Cali, mayo 28 de 2026. Actualizado: miércoles, mayo 27, 2026 22:16
La sexualidad en la tercera edad es un tema que ha sido históricamente marginado y subestimado en muchas sociedades.
Sin embargo, en las últimas décadas, ha habido un cambio de paradigma que reconoce la importancia y la presencia del placer sexual en la vida de las personas mayores.
A medida que la esperanza de vida aumenta y las actitudes hacia la sexualidad cambian, es esencial explorar este tema con una mente abierta y libre de estigmas.
Uno de los principales obstáculos para abordar la sexualidad en la tercera edad son los estereotipos arraigados en la sociedad.
La idea de que las personas mayores no tienen deseo sexual o que no pueden experimentar placer es un mito que necesita ser desmitificado.
Estudios han demostrado que la sexualidad sigue siendo una parte importante de la vida de muchas personas mayores, y el placer sexual puede ser experimentado en diferentes formas y a diferentes edades.

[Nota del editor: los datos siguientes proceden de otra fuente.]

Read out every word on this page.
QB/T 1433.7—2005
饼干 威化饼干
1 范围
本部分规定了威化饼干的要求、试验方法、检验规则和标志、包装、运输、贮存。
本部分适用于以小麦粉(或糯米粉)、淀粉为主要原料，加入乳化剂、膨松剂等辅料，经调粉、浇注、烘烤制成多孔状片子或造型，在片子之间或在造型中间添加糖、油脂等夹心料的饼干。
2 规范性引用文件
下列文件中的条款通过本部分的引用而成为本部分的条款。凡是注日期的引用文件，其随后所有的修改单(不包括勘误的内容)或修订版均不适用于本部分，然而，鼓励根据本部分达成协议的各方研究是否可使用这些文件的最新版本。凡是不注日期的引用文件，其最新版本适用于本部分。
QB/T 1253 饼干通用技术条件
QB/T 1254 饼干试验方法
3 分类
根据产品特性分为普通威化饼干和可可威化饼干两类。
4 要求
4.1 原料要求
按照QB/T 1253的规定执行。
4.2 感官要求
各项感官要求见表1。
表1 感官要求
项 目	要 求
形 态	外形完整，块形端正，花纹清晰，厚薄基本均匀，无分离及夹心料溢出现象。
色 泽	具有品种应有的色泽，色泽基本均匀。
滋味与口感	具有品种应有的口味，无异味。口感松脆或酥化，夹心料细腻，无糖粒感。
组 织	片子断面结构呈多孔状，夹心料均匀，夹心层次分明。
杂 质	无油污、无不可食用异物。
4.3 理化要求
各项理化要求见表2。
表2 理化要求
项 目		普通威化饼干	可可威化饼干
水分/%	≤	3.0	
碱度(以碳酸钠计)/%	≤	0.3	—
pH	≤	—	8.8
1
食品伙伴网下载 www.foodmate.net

Es fundamental comprender que la salud sexual no tiene límite de edad.
Las personas mayores pueden enfrentar desafíos físicos y emocionales que afectan su vida sexual, como problemas de salud crónicos, cambios hormonales o la pérdida de la pareja.
Sin embargo, con el cuidado adecuado y el apoyo, muchas personas mayores pueden seguir disfrutando de una vida sexual plena y satisfactoria.
El placer sexual no solo es una experiencia física, sino también emocional y psicológica.
Puede fortalecer las relaciones, mejorar la autoestima y contribuir al bienestar general.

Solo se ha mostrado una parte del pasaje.